This tweet just alerted me to a dynamic I hadn’t quite seen, namely that the public is generally ignorant about long covid, what it is, and why it matters so much.
I get a lot of my initial information about covid from twitter, where there is much discussion about long covid that seems to not be being picked up by mainstream media (and I’ll hazard a guess by alt media too, it’s not like subcultures are immune to ableism).
On twitter there are people with long covid (PWLC), and nurses, doctors, statisticians, public health bods, some of whom also have long covid, all talking about the issues. Here’s a non-comprehensive list off the top of my head of what matters,
- long covid is a new, emerging syndrome, poorly understood by the medical profession
- it affects a wide range of organs and systems in the body
- research is being done, and this takes time, both to complete studies and to develop the bodies of knowledge that subsequent studies are built upon
- mainstream medicine and public health are just not very good at responding to chronic health conditions they don’t understand. WINZ aren’t great either.
- mainstream medicine tends to focus on reductionist views of the body and illness, post-viral syndromes affect multiple systems at once.
- the alternative health sectors are doing good things for people with such chronic illnesses that mainstream medicine can’t. There’s also a fair amount of bullshit out there.
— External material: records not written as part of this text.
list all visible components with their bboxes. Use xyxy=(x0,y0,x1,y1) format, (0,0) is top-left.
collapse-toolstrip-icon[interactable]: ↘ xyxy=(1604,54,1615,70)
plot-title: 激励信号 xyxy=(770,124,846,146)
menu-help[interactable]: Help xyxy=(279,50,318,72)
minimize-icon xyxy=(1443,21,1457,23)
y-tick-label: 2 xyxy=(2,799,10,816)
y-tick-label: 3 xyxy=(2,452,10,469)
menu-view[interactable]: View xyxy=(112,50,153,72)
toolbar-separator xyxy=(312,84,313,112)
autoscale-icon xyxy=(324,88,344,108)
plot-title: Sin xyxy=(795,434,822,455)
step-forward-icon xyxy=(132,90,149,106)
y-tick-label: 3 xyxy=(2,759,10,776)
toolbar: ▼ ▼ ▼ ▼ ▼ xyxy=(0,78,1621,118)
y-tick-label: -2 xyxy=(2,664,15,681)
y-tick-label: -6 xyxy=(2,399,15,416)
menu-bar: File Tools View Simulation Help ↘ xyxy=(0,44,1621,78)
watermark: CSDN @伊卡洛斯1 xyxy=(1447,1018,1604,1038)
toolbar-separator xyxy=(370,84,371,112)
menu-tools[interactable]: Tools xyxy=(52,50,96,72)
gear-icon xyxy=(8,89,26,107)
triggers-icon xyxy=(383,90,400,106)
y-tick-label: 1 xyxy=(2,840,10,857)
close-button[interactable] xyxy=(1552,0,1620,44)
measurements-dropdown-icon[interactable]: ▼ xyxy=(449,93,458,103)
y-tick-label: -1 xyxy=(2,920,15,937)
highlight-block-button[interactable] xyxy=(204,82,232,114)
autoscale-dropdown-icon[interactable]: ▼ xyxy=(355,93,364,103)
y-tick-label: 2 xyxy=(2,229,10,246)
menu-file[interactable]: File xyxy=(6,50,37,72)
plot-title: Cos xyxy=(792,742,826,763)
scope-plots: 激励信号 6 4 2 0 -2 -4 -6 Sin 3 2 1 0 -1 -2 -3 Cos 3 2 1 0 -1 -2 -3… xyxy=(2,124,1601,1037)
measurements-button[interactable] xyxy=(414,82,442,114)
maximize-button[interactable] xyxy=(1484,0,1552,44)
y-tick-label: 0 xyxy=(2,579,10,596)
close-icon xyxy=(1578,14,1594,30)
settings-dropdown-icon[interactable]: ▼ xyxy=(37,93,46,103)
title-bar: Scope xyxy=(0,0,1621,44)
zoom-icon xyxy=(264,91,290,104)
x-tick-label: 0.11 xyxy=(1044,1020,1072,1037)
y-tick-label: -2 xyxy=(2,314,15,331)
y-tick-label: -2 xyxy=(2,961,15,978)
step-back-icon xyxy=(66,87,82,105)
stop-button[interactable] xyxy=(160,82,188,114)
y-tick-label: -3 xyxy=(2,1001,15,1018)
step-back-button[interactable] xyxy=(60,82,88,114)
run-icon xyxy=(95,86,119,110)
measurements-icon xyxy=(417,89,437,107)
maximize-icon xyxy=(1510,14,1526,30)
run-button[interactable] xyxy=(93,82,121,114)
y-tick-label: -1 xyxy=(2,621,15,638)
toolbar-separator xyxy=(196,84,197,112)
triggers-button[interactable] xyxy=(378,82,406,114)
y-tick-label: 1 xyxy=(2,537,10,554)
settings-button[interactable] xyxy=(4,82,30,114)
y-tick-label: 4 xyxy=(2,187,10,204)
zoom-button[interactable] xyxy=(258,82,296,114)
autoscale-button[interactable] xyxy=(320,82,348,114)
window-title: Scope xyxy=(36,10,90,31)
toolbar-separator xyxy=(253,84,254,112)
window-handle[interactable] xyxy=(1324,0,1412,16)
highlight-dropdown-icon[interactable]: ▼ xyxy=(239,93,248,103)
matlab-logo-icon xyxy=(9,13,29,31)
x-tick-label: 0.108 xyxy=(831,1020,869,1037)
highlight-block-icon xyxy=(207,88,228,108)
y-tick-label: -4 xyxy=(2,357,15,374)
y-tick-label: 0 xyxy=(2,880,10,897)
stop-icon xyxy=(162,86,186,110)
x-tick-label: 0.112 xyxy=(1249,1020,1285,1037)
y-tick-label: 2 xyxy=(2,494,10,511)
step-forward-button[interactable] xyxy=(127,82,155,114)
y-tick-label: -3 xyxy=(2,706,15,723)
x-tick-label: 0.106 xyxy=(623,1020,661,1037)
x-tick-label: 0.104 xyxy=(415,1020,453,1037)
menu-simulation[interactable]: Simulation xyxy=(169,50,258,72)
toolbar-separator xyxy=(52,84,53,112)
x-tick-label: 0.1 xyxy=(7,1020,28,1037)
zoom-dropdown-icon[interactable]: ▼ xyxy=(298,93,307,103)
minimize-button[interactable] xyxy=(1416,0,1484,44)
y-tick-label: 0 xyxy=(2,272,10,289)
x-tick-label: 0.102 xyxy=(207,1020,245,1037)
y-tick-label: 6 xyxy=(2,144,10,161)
Maintream medicine and research largely ignores the stuff that is working.
- there’s a fair amount of discussion about the similiarities between Myalgic Encephalomyelitis (M.E.)/Chronic Fatigue Immune Dysfunction Syndrome (CFIDS) (another post-viral syndrome), and long covid, by both people who are unwell and medical people/researchers.
- many people with chronic health issues watched the original emergence of long covid and we just nodded our heads and went yep. As the tweet says, there is a huge body of experience there and a lot of skills. This includes how to adapt, what systems need to be in place, and what makes the difference between quality of life or not.
- many people think of disability as something over there, a deviation from normal. We are generally not very good at seeing disability as a normal part of life and making sure it is attended to.
- One of the big concerns about long covid is the high rates will make many more of us disabled in some way (10% – 40% of people with covid end up with long term symptoms)
- while some patterns are emerging, we don’t know yet who gets covid and why. Otherwise healthy people who get mild covid can end up with long covid. Asymptomatic cases likewise. The unknown aspect of this suggests great caution.
- there is no way to know at this point how long covid will play out over time, including with new covid variants. Only time will tell.
- the politics of disability, health and wellbeing are going to get a workout. In New Zealand we have treated chronically ill people badly for a very long time, both via WINZ and the MoH, and in parliamentary politics (remember David Shearer’s painter on the roof story?)
It’s understandable that public health, governments and the media have focused initially on acute covid, but we’re two years in now, it’s time to put long covid to the forefront as well.
I’m going to put this post up now and then edit to add content over the day.